Shape factors for rotating machines [electromagnetic guns

Abstract

The ability to store as much energy as possible for the least weight is of paramount importance to the pulsed power supply of electromagnetic guns. One method of achieving high-energy density is with rotating machines made of composite materials with high shape factors. The shape factor F/sub s/ for rotating machines is defined to be a dimensionless factor which is the linear scaling factor between the stored energy density of a rotor and its strength-to-density ratio. A completely general derivation for the shape factor of thin spinning rotors of uniform thickness has been obtained and applied to various rotor geometries and properties. Four rotor configurations were evaluated in detail-anisotropic, isotropic, laminated composite, and nonlaminated composite and their relative optimum shape factors were compared.

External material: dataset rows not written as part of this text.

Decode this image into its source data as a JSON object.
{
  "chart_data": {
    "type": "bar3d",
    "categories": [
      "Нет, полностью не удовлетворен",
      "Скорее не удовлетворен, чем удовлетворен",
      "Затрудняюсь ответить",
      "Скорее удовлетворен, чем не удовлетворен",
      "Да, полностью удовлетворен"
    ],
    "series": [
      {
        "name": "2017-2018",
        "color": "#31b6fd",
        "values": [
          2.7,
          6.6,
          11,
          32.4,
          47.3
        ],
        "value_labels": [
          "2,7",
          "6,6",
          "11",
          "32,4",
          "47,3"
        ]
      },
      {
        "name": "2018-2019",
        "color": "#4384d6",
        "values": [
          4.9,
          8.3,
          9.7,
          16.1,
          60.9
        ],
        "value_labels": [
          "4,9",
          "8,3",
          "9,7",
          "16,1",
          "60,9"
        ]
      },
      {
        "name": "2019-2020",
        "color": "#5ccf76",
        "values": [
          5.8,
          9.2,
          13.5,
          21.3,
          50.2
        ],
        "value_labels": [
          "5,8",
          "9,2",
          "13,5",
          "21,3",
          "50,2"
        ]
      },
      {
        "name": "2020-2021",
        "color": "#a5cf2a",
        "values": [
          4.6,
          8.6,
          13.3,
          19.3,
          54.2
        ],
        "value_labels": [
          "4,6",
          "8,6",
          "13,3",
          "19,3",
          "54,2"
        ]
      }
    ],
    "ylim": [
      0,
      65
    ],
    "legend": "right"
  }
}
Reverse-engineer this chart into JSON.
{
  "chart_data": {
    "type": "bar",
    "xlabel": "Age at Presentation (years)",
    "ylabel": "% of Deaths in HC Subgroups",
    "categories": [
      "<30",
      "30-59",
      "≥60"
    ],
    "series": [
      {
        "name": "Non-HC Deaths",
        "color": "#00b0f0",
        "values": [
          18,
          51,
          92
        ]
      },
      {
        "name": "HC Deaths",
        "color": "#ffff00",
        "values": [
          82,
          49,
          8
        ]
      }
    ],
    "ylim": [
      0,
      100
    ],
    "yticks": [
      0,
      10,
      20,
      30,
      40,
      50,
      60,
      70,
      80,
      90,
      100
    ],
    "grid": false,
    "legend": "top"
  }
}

The rigorous mathematical analysis presented shows that the theoretical maximum shape factor for a uniform material rotor (isotropic or anisotropic) is F/sub s/=1.0, and that for any composite rotor (laminated or not), it is F/sub s/=0.5, whereas for all practical, well-designed thin rotors of uniform thickness, the maximum F/sub s/ appears to occur in a narrow range of 0.4-0.45. Comparisons between the shape factors of two composite rotor designs applicable to electromagnetic guns, a laminated disk (LD) rotor and a rim rotor (RR), are also presented.